In what follows, we identify major themes in participants’ comments in four areas:
(1) Defining Equity,
(2) Challenges to Equity,
(3) Strategies Used to Promote Equity, and
(4) Areas of Practice That Could Benefit From Research.
Common themes emerging across the dialogues provide the basis for research priorities at the conclusion of the
brief. Finally, readers interested in additional resources related to some of the themes identified in this brief can find
a link to those resources after the research priorities.
1. DEFINING EQUITY
Participants struggled to define equity. Some districts and community organizations had adopted an official
definition; others had not. Some indicated that there was variation or inconsistency within their organization
or across administrative levels, asking, for example, “Even if the state is thinking about equity in certain ways,
are school staff?” Defining equity was sometimes a contentious process. One district leader noted that adults’
discomfort with equity talk got in the way of progress on the issue, saying they “make it about themselves, suck
all the air out of the room, and we don’t talk about those issues anymore.”
Alongside evidence of contention or confusion, common patterns did emerge. Broadly, district leaders’
conceptualizations of equity largely reflected liberal or democratic liberal understandings, although there was
some reference to transformative and libertarian conceptions. Community organization leaders were more
likely to articulate a transformative conceptualization of equity, though not exclusively so. Overall, participants’
definitions of equity fell into four somewhat overlapping categories: a. equity as meeting the needs of particular
groups of students, b. equity as addressing gaps, c. equity as distinct from equality, and d. equity as an effort to
address systemic, structural and historically long-standing inequities.
A. EQUITY AS MEETING THE NEEDS OF PARTICULAR STUDENT POPULATIONS, OFTEN—THOUGH NOT
Participants across regions and stakeholder groups referred to equity as meeting students’ needs. They
referred to the needs of specific groups of students by race, income, language learner status, disability, sexual
orientation, or gender identity. For example, we heard concerns from district leaders about appropriate rigor
for students with disabilities, and about a culture of pull-out (rather than inclusion) for English learners. A
community organization leader emphasized the needs of diverse groups of students, saying, “We need to be
talking more specifically about English learners, students with disabilities, LGBTQ, immigrant communities.
We need to be talking realistically about what we can do as a community.” In relatively wealthier districts we
also heard a concern that changes in the funding for gifted students meant that they may not be getting the
resources they need to reach their potential.
B. EQUITY AS ADDRESSING “GAPS.”
Participants described equity as addressing various disparities or “gaps,” including gaps in outcomes, access,
opportunity, and resources affecting groups along the lines of gender, race, language status, disability,
socio-economic class, sexual orientation, and gender identity.

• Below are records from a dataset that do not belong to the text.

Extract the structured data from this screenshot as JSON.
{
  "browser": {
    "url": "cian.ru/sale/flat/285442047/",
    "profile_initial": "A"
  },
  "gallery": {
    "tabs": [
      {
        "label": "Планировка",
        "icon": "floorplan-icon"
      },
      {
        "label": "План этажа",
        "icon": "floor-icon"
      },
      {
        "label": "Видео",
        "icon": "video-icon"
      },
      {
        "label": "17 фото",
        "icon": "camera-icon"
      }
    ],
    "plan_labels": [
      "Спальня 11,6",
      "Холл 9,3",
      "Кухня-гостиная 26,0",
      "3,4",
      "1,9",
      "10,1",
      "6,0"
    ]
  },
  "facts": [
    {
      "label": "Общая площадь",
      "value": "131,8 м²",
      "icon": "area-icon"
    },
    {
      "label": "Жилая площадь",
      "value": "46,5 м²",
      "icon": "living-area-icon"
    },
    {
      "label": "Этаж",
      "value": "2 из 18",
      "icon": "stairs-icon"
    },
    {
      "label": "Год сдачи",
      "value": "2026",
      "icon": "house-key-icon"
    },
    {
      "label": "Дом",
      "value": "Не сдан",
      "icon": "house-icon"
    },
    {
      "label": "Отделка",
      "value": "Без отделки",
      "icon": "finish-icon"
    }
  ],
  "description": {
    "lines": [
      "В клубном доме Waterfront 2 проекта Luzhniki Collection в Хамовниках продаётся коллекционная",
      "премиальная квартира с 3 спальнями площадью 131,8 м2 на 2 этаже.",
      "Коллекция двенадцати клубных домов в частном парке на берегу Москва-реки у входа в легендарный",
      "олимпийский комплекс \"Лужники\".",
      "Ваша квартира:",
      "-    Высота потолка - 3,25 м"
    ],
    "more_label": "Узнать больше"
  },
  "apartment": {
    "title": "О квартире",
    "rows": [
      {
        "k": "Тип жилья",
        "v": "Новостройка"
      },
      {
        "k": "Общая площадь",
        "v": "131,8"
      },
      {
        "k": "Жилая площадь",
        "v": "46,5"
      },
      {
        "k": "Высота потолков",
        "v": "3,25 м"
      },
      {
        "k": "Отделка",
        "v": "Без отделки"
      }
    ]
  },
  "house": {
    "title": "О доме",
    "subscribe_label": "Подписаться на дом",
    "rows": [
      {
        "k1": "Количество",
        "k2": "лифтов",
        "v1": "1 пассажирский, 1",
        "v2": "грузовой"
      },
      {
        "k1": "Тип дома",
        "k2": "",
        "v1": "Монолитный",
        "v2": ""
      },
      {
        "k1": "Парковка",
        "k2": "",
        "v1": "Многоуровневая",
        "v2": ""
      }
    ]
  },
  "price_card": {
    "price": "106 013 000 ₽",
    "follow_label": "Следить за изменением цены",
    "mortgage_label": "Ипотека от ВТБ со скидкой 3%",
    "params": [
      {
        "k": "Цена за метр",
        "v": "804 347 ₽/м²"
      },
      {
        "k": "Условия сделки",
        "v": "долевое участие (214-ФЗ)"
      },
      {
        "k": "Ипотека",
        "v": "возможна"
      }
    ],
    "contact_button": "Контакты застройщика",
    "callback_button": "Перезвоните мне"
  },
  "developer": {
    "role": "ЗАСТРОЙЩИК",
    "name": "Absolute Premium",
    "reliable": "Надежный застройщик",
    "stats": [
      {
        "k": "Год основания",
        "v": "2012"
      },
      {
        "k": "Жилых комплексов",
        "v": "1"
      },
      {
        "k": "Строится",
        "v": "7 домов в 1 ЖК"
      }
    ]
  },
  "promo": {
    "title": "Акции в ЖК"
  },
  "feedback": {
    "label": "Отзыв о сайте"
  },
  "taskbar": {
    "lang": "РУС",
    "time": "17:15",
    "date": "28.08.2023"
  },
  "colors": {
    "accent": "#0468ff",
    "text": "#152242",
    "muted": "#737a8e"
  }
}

In some cases, this meant a focus on closing
achievement gaps. In other cases, the focus was on providing “equal access to high level instruction and
opportunities for all students.” Some district leaders and many community organization leaders talked
about “opportunity gaps” more than “achievement gaps,” but both terms were widely used. One community
organization leader told us,
“We’re not looking at an achievement gap, we’re looking at an opportunity gap. We’re looking at
decades of disinvestment and not supporting our people of color.”
C. EQUITY AS DISTINCT FROM EQUALITY.
Several participants across stakeholder groups asserted that equity is different from equality, or as one group of
district leaders put it, equity is “every student getting what they need to be successful and advance.” One leader
of a community organization who was previously a teacher described it this way:
“How do I get all the kids to the same goalpost when they’re all coming in at dramatically different
levels? For newcomer English learner students, it meant after school relationships and support for
them, attending a two-hour English class after school ... It meant therapy and support for some
students. Equity means meeting students where they’re at ... We don’t lower the standards, but we
figure out how to get all students there.”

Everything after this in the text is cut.